Palma aparece, coincidiendo con la llegada del nuevo milenio, más iluminada que nunca. Hasta el punto de que las autovías, rotondas y carreteras desdobladas pugnan desde el extrarradio por brillar tanto o más que el sol, eclipsando los monumentos históricos, cuya altura se ve tapada por el trazado longitudinal de los torrentes lumínicos automovilísticos. Es la Palma del 2005, donde todo refulge sin matices a imagen de la vida moderna, en un trasiego permanente donde la sombra del misterio o el rincón en la intimidad de la media luz pertenecen al recuerdo.

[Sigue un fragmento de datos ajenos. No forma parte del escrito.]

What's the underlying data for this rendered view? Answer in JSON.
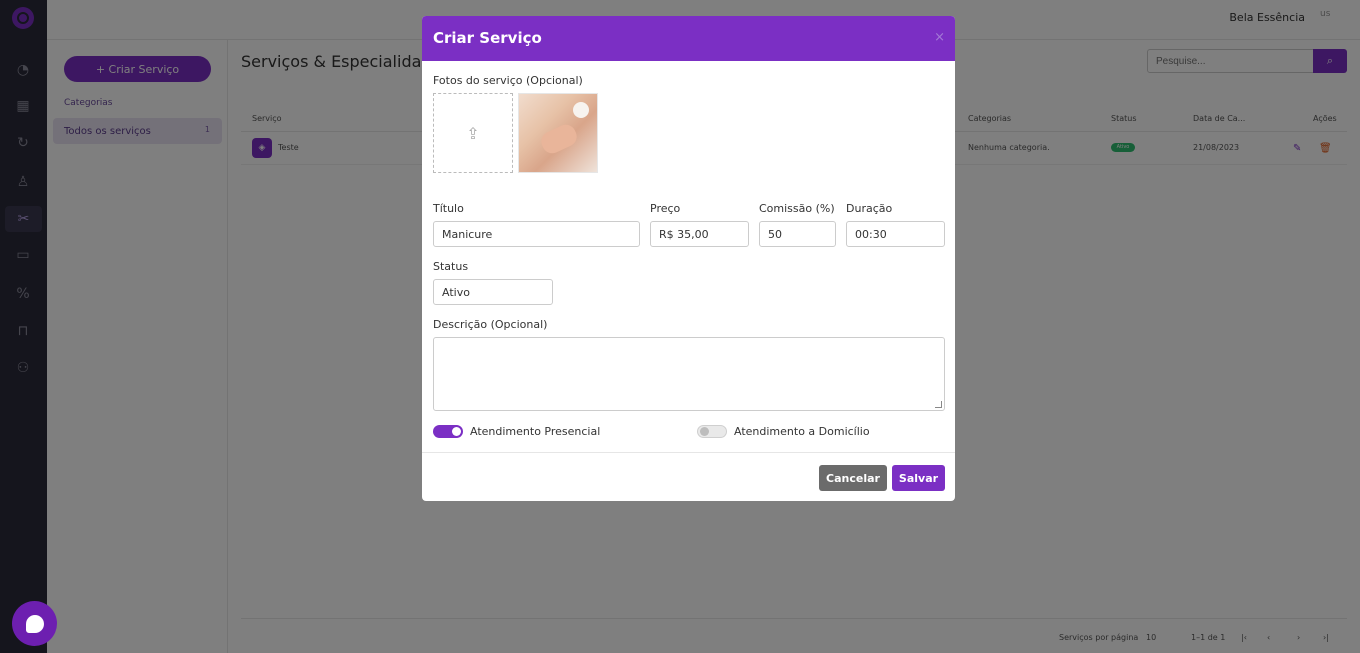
{
  "header": {
    "account_name": "Bela Essência",
    "avatar_alt": "us"
  },
  "sidebar": {
    "icons": [
      "dashboard-icon",
      "calendar-icon",
      "refresh-icon",
      "user-icon",
      "scissors-icon",
      "archive-icon",
      "percent-icon",
      "inbox-icon",
      "users-icon"
    ],
    "active": "scissors-icon"
  },
  "left_panel": {
    "create_label": "+ Criar Serviço",
    "categories_title": "Categorias",
    "category_items": [
      {
        "label": "Todos os serviços",
        "count": "1"
      }
    ]
  },
  "main": {
    "title": "Serviços & Especialidades",
    "search_placeholder": "Pesquise...",
    "table": {
      "columns": [
        "Serviço",
        "Categorias",
        "Status",
        "Data de Ca...",
        "Ações"
      ],
      "rows": [
        {
          "name": "Teste",
          "category": "Nenhuma categoria.",
          "status": "Ativo",
          "date": "21/08/2023"
        }
      ]
    },
    "footer": {
      "per_page_label": "Serviços por página",
      "per_page_value": "10",
      "range": "1–1 de 1"
    }
  },
  "modal": {
    "title": "Criar Serviço",
    "close": "×",
    "photos_label": "Fotos do serviço (Opcional)",
    "fields": {
      "title": {
        "label": "Título",
        "value": "Manicure"
      },
      "price": {
        "label": "Preço",
        "value": "R$ 35,00"
      },
      "commission": {
        "label": "Comissão (%)",
        "value": "50"
      },
      "duration": {
        "label": "Duração",
        "value": "00:30"
      },
      "status": {
        "label": "Status",
        "value": "Ativo"
      },
      "description": {
        "label": "Descrição (Opcional)",
        "value": ""
      }
    },
    "toggles": [
      {
        "label": "Atendimento Presencial",
        "on": true
      },
      {
        "label": "Atendimento a Domicílio",
        "on": false
      }
    ],
    "buttons": {
      "cancel": "Cancelar",
      "save": "Salvar"
    }
  },
  "colors": {
    "brand": "#7b2fc4",
    "sidebar": "#2b2a3a",
    "status_active": "#2fbf71",
    "delete": "#e05a1a"
  }
}
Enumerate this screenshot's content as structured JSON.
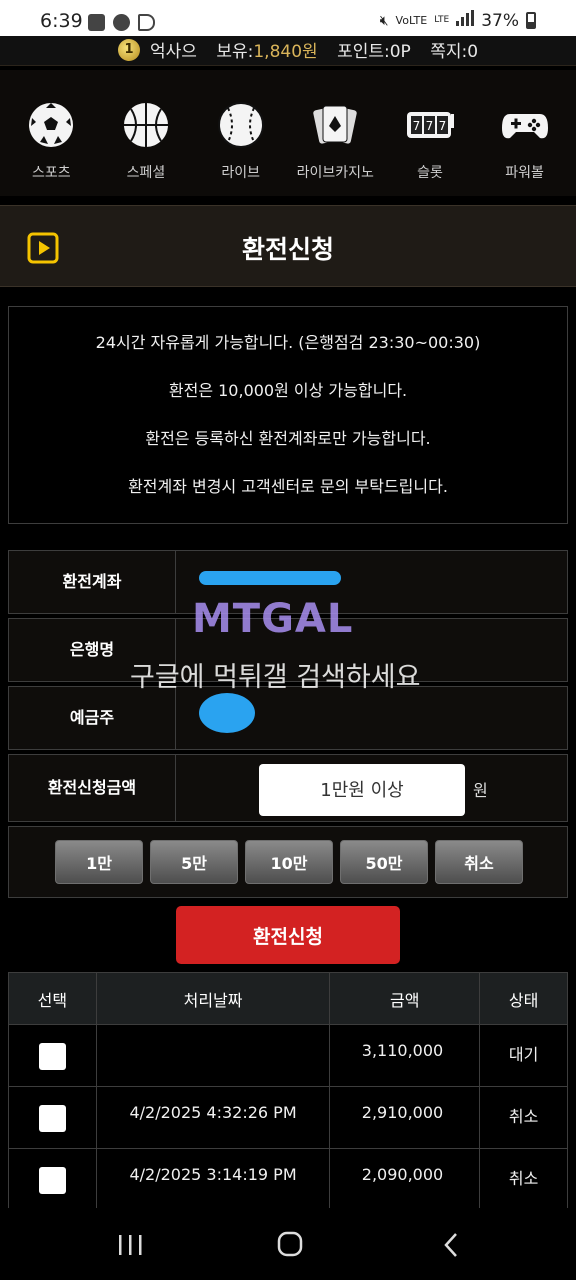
{
  "status": {
    "time": "6:39",
    "network": "LTE",
    "battery": "37%"
  },
  "user": {
    "level": "1",
    "name": "억사으",
    "balance_label": "보유:",
    "balance_value": "1,840원",
    "points": "포인트:0P",
    "messages": "쪽지:0"
  },
  "menu": [
    {
      "label": "스포츠",
      "icon": "soccer-ball-icon"
    },
    {
      "label": "스페셜",
      "icon": "basketball-icon"
    },
    {
      "label": "라이브",
      "icon": "baseball-icon"
    },
    {
      "label": "라이브카지노",
      "icon": "playing-cards-icon"
    },
    {
      "label": "슬롯",
      "icon": "slot-machine-icon"
    },
    {
      "label": "파워볼",
      "icon": "gamepad-icon"
    }
  ],
  "page_title": "환전신청",
  "notice": [
    "24시간 자유롭게 가능합니다. (은행점검 23:30~00:30)",
    "환전은 10,000원 이상 가능합니다.",
    "환전은 등록하신 환전계좌로만 가능합니다.",
    "환전계좌 변경시 고객센터로 문의 부탁드립니다."
  ],
  "form": {
    "account_label": "환전계좌",
    "bank_label": "은행명",
    "holder_label": "예금주",
    "amount_label": "환전신청금액",
    "amount_placeholder": "1만원 이상",
    "currency": "원"
  },
  "quick_buttons": [
    "1만",
    "5만",
    "10만",
    "50만",
    "취소"
  ],
  "submit_label": "환전신청",
  "table": {
    "headers": [
      "선택",
      "처리날짜",
      "금액",
      "상태"
    ],
    "rows": [
      {
        "date": "",
        "amount": "3,110,000",
        "status": "대기"
      },
      {
        "date": "4/2/2025 4:32:26 PM",
        "amount": "2,910,000",
        "status": "취소"
      },
      {
        "date": "4/2/2025 3:14:19 PM",
        "amount": "2,090,000",
        "status": "취소"
      }
    ]
  },
  "watermark": {
    "logo": "MTGAL",
    "text": "구글에 먹튀갤 검색하세요"
  },
  "colors": {
    "accent_red": "#d32222",
    "gold": "#d9b45a",
    "panel": "#1f1b16"
  }
}
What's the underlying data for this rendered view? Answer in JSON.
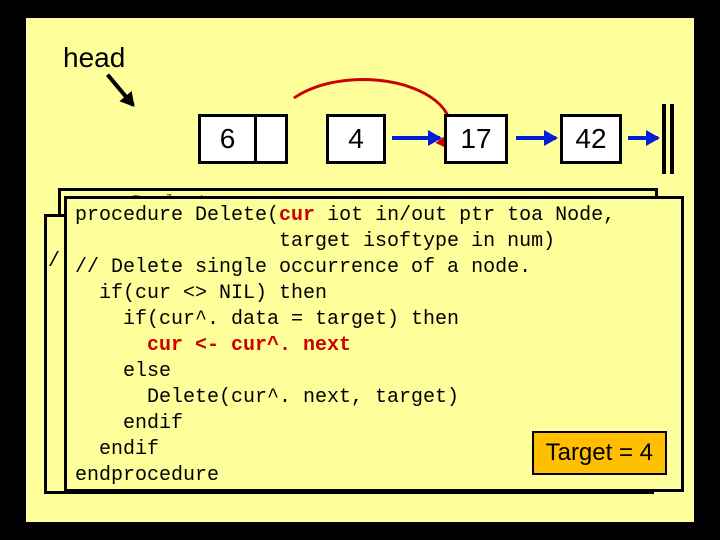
{
  "head_label": "head",
  "nodes": {
    "n0": "6",
    "n1": "4",
    "n2": "17",
    "n3": "42"
  },
  "target_badge": "Target = 4",
  "peek_top": "p    r    D  l   t",
  "peek_left": "/",
  "code": {
    "l1a": "procedure Delete(",
    "l1b": "cur",
    "l1c": " iot in/out ptr toa Node,",
    "l2": "                 target isoftype in num)",
    "l3": "// Delete single occurrence of a node.",
    "l4": "  if(cur <> NIL) then",
    "l5": "    if(cur^. data = target) then",
    "l6": "      cur <- cur^. next",
    "l7": "    else",
    "l8": "      Delete(cur^. next, target)",
    "l9": "    endif",
    "l10": "  endif",
    "l11": "endprocedure"
  },
  "chart_data": {
    "type": "linked-list-diagram",
    "head": "head",
    "list": [
      6,
      4,
      17,
      42
    ],
    "delete_target": 4,
    "bypass_edge": {
      "from": 6,
      "to": 17,
      "color": "red",
      "meaning": "cur <- cur^.next skips node 4"
    },
    "next_edges": [
      {
        "from": 4,
        "to": 17,
        "color": "blue"
      },
      {
        "from": 17,
        "to": 42,
        "color": "blue"
      },
      {
        "from": 42,
        "to": "NIL",
        "color": "blue"
      }
    ],
    "pseudocode": [
      "procedure Delete(cur iot in/out ptr toa Node,",
      "                 target isoftype in num)",
      "// Delete single occurrence of a node.",
      "  if(cur <> NIL) then",
      "    if(cur^.data = target) then",
      "      cur <- cur^.next",
      "    else",
      "      Delete(cur^.next, target)",
      "    endif",
      "  endif",
      "endprocedure"
    ]
  }
}
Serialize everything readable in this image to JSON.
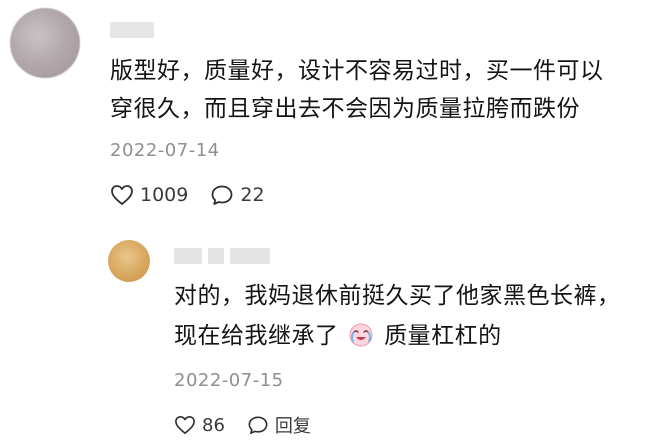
{
  "comment": {
    "text_line1": "版型好，质量好，设计不容易过时，买一件可以",
    "text_line2": "穿很久，而且穿出去不会因为质量拉胯而跌份",
    "date": "2022-07-14",
    "likes": "1009",
    "replies": "22",
    "icons": {
      "like": "heart-icon",
      "comment": "comment-icon"
    }
  },
  "reply": {
    "text_line1": "对的，我妈退休前挺久买了他家黑色长裤，",
    "text_line2_a": "现在给我继承了",
    "text_line2_b": "质量杠杠的",
    "emoji": "crying-laughing-emoji",
    "date": "2022-07-15",
    "likes": "86",
    "reply_label": "回复",
    "icons": {
      "like": "heart-icon",
      "reply": "comment-icon"
    }
  }
}
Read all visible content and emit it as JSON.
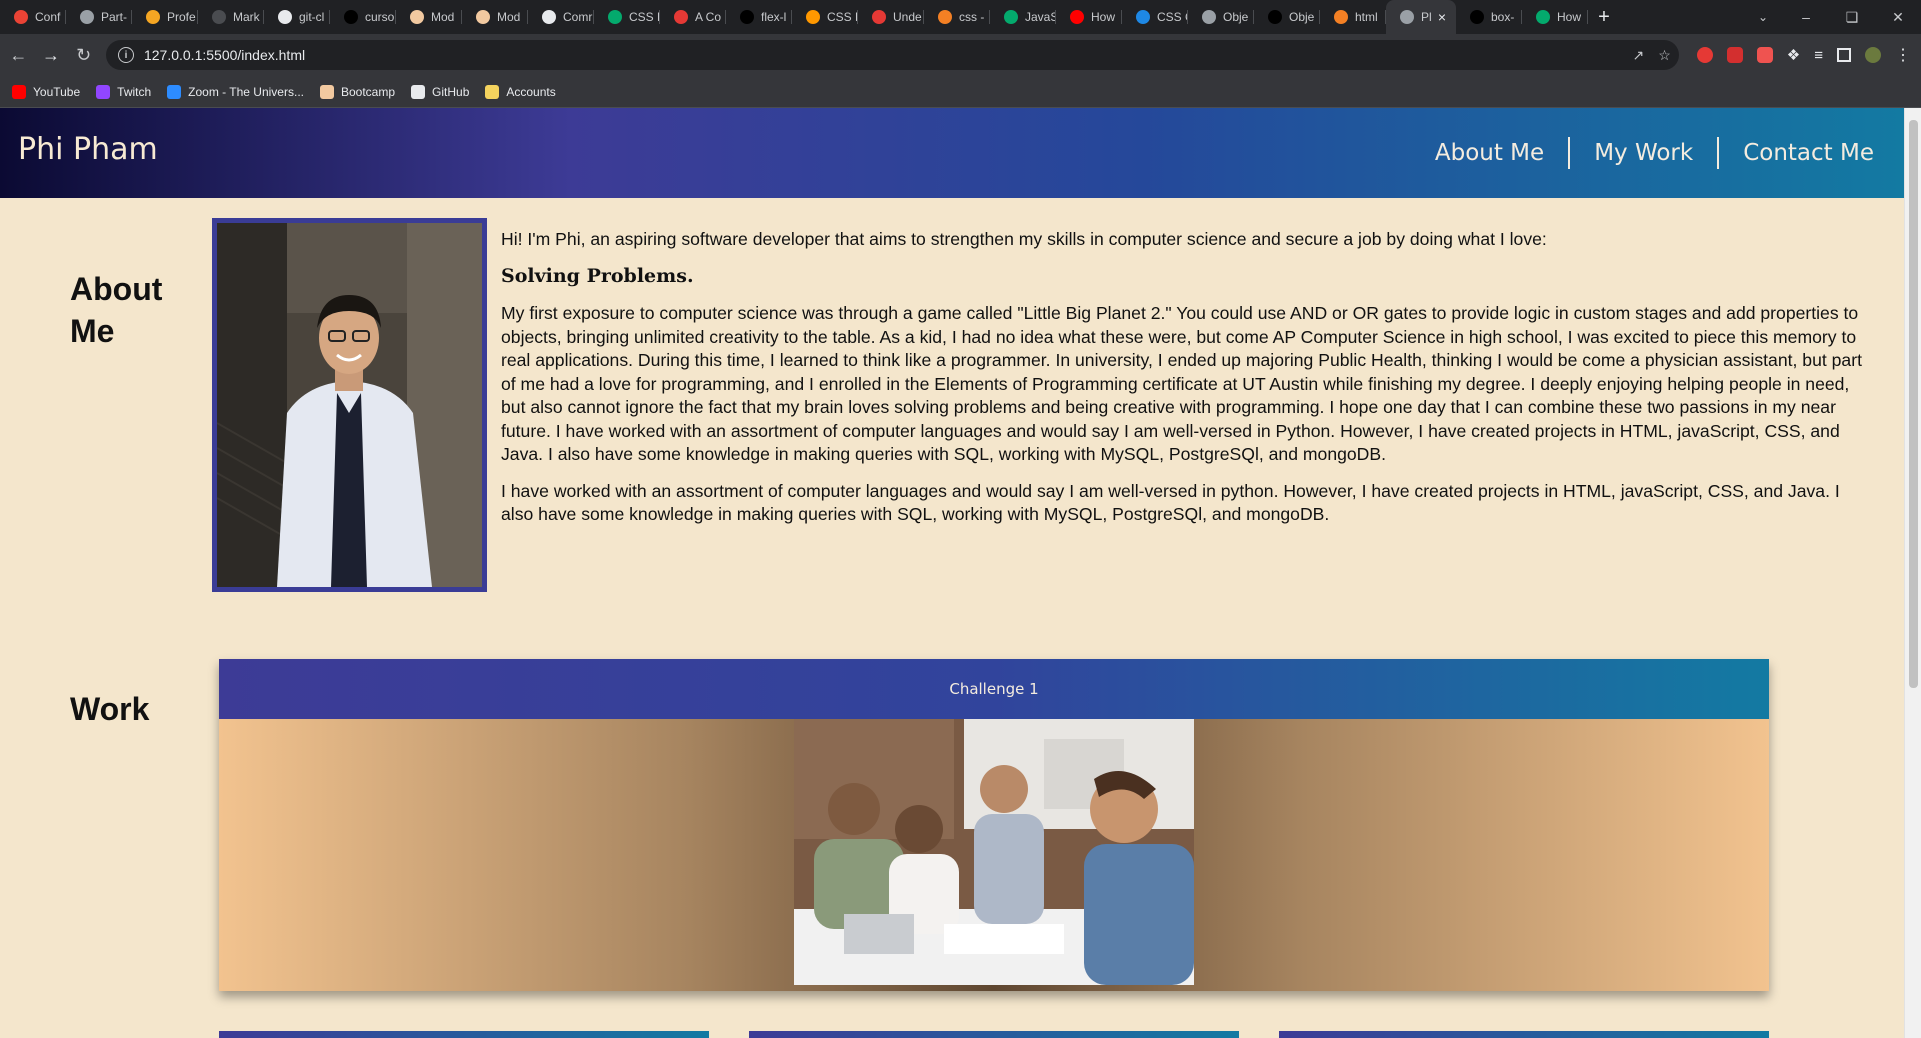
{
  "browser": {
    "tabs": [
      {
        "label": "Conf",
        "icon": "gmail-icon",
        "color": "#ea4335"
      },
      {
        "label": "Part-",
        "icon": "globe-icon",
        "color": "#9aa0a6"
      },
      {
        "label": "Profe",
        "icon": "ps-icon",
        "color": "#f5a623"
      },
      {
        "label": "Mark",
        "icon": "blank-icon",
        "color": "#4a4c50"
      },
      {
        "label": "git-cl",
        "icon": "github-icon",
        "color": "#e8eaed"
      },
      {
        "label": "curso",
        "icon": "mdn-icon",
        "color": "#000000"
      },
      {
        "label": "Mod",
        "icon": "bootcamp-icon",
        "color": "#f2c9a0"
      },
      {
        "label": "Mod",
        "icon": "bootcamp-icon",
        "color": "#f2c9a0"
      },
      {
        "label": "Comr",
        "icon": "github-icon",
        "color": "#e8eaed"
      },
      {
        "label": "CSS F",
        "icon": "w3-icon",
        "color": "#04aa6d"
      },
      {
        "label": "A Co",
        "icon": "star-icon",
        "color": "#e53935"
      },
      {
        "label": "flex-l",
        "icon": "mdn-icon",
        "color": "#000000"
      },
      {
        "label": "CSS F",
        "icon": "css-icon",
        "color": "#ff9800"
      },
      {
        "label": "Unde",
        "icon": "star-icon",
        "color": "#e53935"
      },
      {
        "label": "css -",
        "icon": "so-icon",
        "color": "#f48024"
      },
      {
        "label": "JavaS",
        "icon": "w3-icon",
        "color": "#04aa6d"
      },
      {
        "label": "How",
        "icon": "youtube-icon",
        "color": "#ff0000"
      },
      {
        "label": "CSS C",
        "icon": "edge-icon",
        "color": "#1e88e5"
      },
      {
        "label": "Obje",
        "icon": "globe-icon",
        "color": "#9aa0a6"
      },
      {
        "label": "Obje",
        "icon": "mdn-icon",
        "color": "#000000"
      },
      {
        "label": "html",
        "icon": "so-icon",
        "color": "#f48024"
      },
      {
        "label": "Pl",
        "icon": "globe-icon",
        "color": "#9aa0a6",
        "active": true
      },
      {
        "label": "box-",
        "icon": "mdn-icon",
        "color": "#000000"
      },
      {
        "label": "How",
        "icon": "w3-icon",
        "color": "#04aa6d"
      }
    ],
    "url": "127.0.0.1:5500/index.html",
    "bookmarks": [
      {
        "label": "YouTube",
        "icon": "youtube-icon",
        "color": "#ff0000"
      },
      {
        "label": "Twitch",
        "icon": "twitch-icon",
        "color": "#9146ff"
      },
      {
        "label": "Zoom - The Univers...",
        "icon": "zoom-icon",
        "color": "#2d8cff"
      },
      {
        "label": "Bootcamp",
        "icon": "bootcamp-icon",
        "color": "#f2c9a0"
      },
      {
        "label": "GitHub",
        "icon": "github-icon",
        "color": "#e8eaed"
      },
      {
        "label": "Accounts",
        "icon": "folder-icon",
        "color": "#f4d35e"
      }
    ]
  },
  "site": {
    "name": "Phi Pham",
    "nav": [
      "About Me",
      "My Work",
      "Contact Me"
    ],
    "about": {
      "title": "About Me",
      "intro": "Hi! I'm Phi, an aspiring software developer that aims to strengthen my skills in computer science and secure a job by doing what I love:",
      "subheading": "Solving Problems.",
      "paragraph1": "My first exposure to computer science was through a game called \"Little Big Planet 2.\" You could use AND or OR gates to provide logic in custom stages and add properties to objects, bringing unlimited creativity to the table. As a kid, I had no idea what these were, but come AP Computer Science in high school, I was excited to piece this memory to real applications. During this time, I learned to think like a programmer. In university, I ended up majoring Public Health, thinking I would be come a physician assistant, but part of me had a love for programming, and I enrolled in the Elements of Programming certificate at UT Austin while finishing my degree. I deeply enjoying helping people in need, but also cannot ignore the fact that my brain loves solving problems and being creative with programming. I hope one day that I can combine these two passions in my near future. I have worked with an assortment of computer languages and would say I am well-versed in Python. However, I have created projects in HTML, javaScript, CSS, and Java. I also have some knowledge in making queries with SQL, working with MySQL, PostgreSQl, and mongoDB.",
      "paragraph2": "I have worked with an assortment of computer languages and would say I am well-versed in python. However, I have created projects in HTML, javaScript, CSS, and Java. I also have some knowledge in making queries with SQL, working with MySQL, PostgreSQl, and mongoDB."
    },
    "work": {
      "title": "Work",
      "featured_label": "Challenge 1"
    }
  }
}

Nuestra ciudad es un ascua de luz y seguramente ya un punto de referencia para los astronautas que desde el espacio exterior contemplen en la oscuridad del espacio un intenso punto brillante aparentemente perdido en medio del mar. Luz sin atenuante, blanca o anaranjada, que alcanza su culminación en el puerto con sus reflectores de más de treinta metros de altura sobre la terminal de contenedores, realzada por la presencia de hasta tres paquebotes de cruceros que levantan más de doce cubiertas sobre la oscura superficie marina, tal cascadas luminosas ante la bahía. Es la apoteosis de la luz ante un siglo entre tinieblas.